Unterstützen Sie die Arbeit des Deutschen Tierschutzbundes: Werden Sie Fördermitglied und erhalten Sie das Magazin DU UND DAS TIER frei Haus. Wir informieren Sie über alle tierschutzrelevanten Entwicklungen mit Berichten, Reportagen und spannenden Hintergrundberichten und Sie helfen uns dabei, den Tieren zu helfen.

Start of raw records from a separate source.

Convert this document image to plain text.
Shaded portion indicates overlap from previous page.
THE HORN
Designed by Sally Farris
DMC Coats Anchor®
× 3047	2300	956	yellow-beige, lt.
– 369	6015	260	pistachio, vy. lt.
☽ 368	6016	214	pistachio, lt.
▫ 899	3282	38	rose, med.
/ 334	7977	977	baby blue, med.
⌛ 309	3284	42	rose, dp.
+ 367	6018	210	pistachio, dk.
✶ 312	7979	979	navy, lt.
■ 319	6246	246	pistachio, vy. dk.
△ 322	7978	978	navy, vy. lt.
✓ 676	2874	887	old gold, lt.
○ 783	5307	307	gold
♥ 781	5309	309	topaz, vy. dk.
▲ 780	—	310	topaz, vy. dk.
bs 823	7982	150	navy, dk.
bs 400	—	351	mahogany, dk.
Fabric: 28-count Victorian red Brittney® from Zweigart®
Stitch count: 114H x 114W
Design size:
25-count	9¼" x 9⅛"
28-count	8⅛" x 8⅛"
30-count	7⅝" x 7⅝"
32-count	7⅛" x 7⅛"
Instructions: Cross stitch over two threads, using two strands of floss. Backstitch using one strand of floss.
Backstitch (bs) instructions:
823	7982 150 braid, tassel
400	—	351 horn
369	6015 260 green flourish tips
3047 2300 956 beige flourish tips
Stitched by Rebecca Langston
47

Ein Jahr nach Beginn des Modellprojekts waren Vertreter*innen des Deutschen Tierschutzbundes nun erneut in Rumänien, um sich mit den lokalen Behörden auszutauschen und das Projekt weiter voranzutreiben. „Seit letztem Jahr wurden 34.650 Hunde und Katzen kastriert – ein deutlicher Anstieg“, so Secker. 2023 waren es noch 20.948. Die Tierhilfe Hoffnung hat sich sogar vertraglich dazu verpflichtet, jährlich bis zu 40.000 Kastrationen durchzuführen. In manchen Gemeinden trifft der Verein jedoch noch auf Widerstand, oft mit der Begründung, dass den Rathäusern die finanziellen Mittel fehlten. Aus Tierschutzsicht ist das zu kurz gedacht. Denn langfristig lohnen sich die jetzigen Investitionen, da die Zahl der Straßentiere nur so nachhaltig zurückgeht. Werden die Hunde hingegen weiterhin getötet, ist das nicht nur grausam – durch dieses rabiate Vorgehen wird die Population auch nur kurzfristig begrenzt. Genau darum ging es auch in den jüngsten Gesprächen zwischen den Tierschützer*innen und der lokalen Tierpolizei – einer Art Ordnungsamt für Tiere –, dem Kreisrat des Landkreises Argeș und dem Direktor der regionalen Veterinärbehörde, Dr. Sorin Sorescu. „Wir freuen uns, dass der Zuspruch der Behörden für einen tierschutzgerechteren Umgang immer größer wird“, sagt Secker. So plant die Tierpolizei, in die unterschiedlichen Gemeinden zu fahren und Kastrationsaktionen anzukündigen. Dabei will sie Halter*innen informieren, dass ihnen ein Bußgeld droht, wenn sie ihren Pflichten nicht nachkommen, und dass die Tierhilfe Hoffnung anbietet, die Kastration kostenlos vorzunehmen. „Die Tierpolizei hilft somit, die bestehenden Gesetze umzusetzen“, so Melanie Thill, Referentin für EU-Politik beim Deutschen Tierschutzbund. Eine engere Zusammenarbeit planen die Tierschützer*innen auch mit dem Kreisrat Argeș. Dieser möchte unter anderem andere Gemeinden aktiv einbinden. So kündigte der Vizepräsident des Kreisrates Adrian Bughiu bereits an, Treffen zwischen den Gemeinden und den Tierschützer*innen zu organisieren.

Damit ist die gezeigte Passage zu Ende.